Немецкий дирижер Себастьян Вайгле потрясающе проводит весь спектакль. В музыкальном отношении эта постановка – один из образцов нескончаемого восторга. Почти пяти часов чистой музыки не кажется много, ни один из ее тактов не обходится без наполнения психологическим содержанием и эмоциональной красочностью. В нынешнем сезоне на партию Ганса Сакса, сменив немецкого баса Франца Хавлату, первого исполнителя постановки сезонов 2007/2008 годов, был ангажирован американец Алан Титус. Не знаю, по какой причине, но всего на одном из спектаклей серии 2009 года – именно на том, на котором я присутствовал – партию Сакса неожиданно исполнил известнейший бас нашего времени, голландец Роберт Холл, в качестве своего основного ангажемента в нынешнем сезоне поющий в Байройте партию Короля Марка в «Тристане и Изольде». В образе Сакса увалень Холл, великолепный артист и опытный певец, был просто неотразим! Вокально-драматическое мастерство этого исполнителя нисколько не заставило сожалеть о рокировке состава. Утонченный австриец Адриан Эрёд блестяще провел партию Бекмессера, а в партии Давида, ученика Сакса, однозначно с лучшей стороны запомнился еще один австриец Норберт Эрнст.

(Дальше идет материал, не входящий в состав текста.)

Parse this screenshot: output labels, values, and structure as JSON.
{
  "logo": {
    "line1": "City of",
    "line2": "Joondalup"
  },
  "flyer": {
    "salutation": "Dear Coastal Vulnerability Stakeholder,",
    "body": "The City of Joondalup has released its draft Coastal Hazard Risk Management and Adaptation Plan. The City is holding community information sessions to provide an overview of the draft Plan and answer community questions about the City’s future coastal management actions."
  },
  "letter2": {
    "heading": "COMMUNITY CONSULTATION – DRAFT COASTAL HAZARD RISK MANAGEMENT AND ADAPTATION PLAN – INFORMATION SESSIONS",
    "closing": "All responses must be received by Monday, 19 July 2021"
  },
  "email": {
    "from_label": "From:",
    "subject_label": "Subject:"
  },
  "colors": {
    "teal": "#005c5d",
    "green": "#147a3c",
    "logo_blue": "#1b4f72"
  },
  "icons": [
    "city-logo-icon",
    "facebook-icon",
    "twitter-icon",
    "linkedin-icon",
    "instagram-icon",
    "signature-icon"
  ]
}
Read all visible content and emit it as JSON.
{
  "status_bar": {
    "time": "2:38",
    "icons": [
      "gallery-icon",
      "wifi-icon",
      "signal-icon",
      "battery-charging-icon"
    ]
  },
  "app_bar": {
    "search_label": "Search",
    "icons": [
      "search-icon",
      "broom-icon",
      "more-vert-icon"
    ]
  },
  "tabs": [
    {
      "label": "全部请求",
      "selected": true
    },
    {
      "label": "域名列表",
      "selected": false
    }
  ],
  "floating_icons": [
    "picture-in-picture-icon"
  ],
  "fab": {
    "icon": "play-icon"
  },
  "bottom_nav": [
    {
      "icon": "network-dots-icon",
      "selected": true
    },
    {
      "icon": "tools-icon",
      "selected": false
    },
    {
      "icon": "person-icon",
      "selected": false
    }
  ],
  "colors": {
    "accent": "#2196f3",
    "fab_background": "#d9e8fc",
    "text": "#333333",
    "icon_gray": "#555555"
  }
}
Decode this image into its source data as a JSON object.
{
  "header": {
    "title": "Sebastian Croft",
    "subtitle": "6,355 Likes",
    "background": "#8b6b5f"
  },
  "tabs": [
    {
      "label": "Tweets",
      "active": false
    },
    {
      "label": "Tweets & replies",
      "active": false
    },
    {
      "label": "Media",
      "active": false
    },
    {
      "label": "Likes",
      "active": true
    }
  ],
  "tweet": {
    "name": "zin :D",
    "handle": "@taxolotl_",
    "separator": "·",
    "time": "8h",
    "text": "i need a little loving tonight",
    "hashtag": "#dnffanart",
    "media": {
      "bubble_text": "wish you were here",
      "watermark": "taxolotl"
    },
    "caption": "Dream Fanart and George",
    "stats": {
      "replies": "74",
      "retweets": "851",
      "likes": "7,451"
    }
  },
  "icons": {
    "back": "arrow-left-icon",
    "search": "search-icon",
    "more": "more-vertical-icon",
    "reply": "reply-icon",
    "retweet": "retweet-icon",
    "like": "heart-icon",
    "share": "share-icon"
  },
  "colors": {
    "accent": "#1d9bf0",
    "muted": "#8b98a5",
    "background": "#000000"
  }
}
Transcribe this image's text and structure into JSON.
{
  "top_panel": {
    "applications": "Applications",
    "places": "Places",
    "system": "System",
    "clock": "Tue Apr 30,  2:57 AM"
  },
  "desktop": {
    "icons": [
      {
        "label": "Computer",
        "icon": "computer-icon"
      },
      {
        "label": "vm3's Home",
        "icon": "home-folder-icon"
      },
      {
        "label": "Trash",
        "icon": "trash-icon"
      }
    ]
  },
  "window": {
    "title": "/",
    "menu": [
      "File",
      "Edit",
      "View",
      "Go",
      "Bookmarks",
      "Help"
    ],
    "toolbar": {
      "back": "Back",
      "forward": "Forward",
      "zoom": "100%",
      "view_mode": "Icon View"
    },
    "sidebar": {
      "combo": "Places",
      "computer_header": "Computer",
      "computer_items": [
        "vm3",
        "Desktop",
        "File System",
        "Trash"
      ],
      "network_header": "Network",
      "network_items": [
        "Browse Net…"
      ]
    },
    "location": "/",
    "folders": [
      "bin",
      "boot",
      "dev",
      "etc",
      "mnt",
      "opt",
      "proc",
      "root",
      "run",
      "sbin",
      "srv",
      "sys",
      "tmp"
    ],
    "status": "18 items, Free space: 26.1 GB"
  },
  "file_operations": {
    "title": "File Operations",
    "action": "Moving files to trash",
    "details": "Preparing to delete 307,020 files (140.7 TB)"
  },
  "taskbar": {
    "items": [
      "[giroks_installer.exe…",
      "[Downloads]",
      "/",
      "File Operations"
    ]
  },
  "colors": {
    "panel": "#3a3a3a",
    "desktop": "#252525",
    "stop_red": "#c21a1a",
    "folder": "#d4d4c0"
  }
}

Немецкие певицы Микаэла Кауне (Ева) и Карола Губер (Магдалена) не выявили больших запоминающихся голосов и выдающихся вокальных открытий, но отказать им в безупречной вокальной культуре и потрясающей выучке решительно невозможно. Мощная и статная Микаэла Кауне, по своему облику «истинная арийка», и дородно-обаятельная Карола Губер составили прекрасный артистический дуэт. Наконец, в партии Вальтера фон Штольцинга особо хочется отметить молодого талантливого немецкого исполнителя Клауса Флориана Фогта, грамотного вокалиста и замечательного актера. Ему вполне удалось, наряду с маститым Робертом Холлом и уверенно заявившим о себе в последние годы Адрианом Эрёдом, стать одним из «трех китов», на которых держалась вся музыкальная драматургия спектакля. В партиях Файта Погнера и Фритца Котнера запомнились соответственно Артур Корн и Маркус Айхе.
Наше путешествие по двум спектаклям Байройтского фестиваля 2009 года подошло к концу. Остается только повторить, что о двух днях в этом прибежище вагнеровских муз, несмотря на все режиссерско-сценографические недоразумения, я буду вспоминать как об одном миге подлинного музыкального счастья.
Фотографии © Bayreuther Festspiele GmbH / Enrico Nawrath:
Акт III. Алан Титус (Ганс Сакс)
Акт I. Слева – Клаус Флориан Фогт (Вальтер фон Штольцинг). В центре
– Адриан Эрёд (Сикст Бекмессер). Справа – мейстерзингеры Акт II.
Алан Титус (Ганс Сакс), Микаэла Кауне (Ева)
Акт II. Адриан Эрёд (Сикст Бекмессер), Карола Губер (Магдалена)
Акт II. Слева направо – Клаус Флориан Фогт (Вальтер фон Штольцинг),
Алан Титус (Ганс Сакс), Адриан Эрёд (Сикст Бекмессер) Акт III.
Клаус Флориан Фогт (Вальтер фон Штольцинг)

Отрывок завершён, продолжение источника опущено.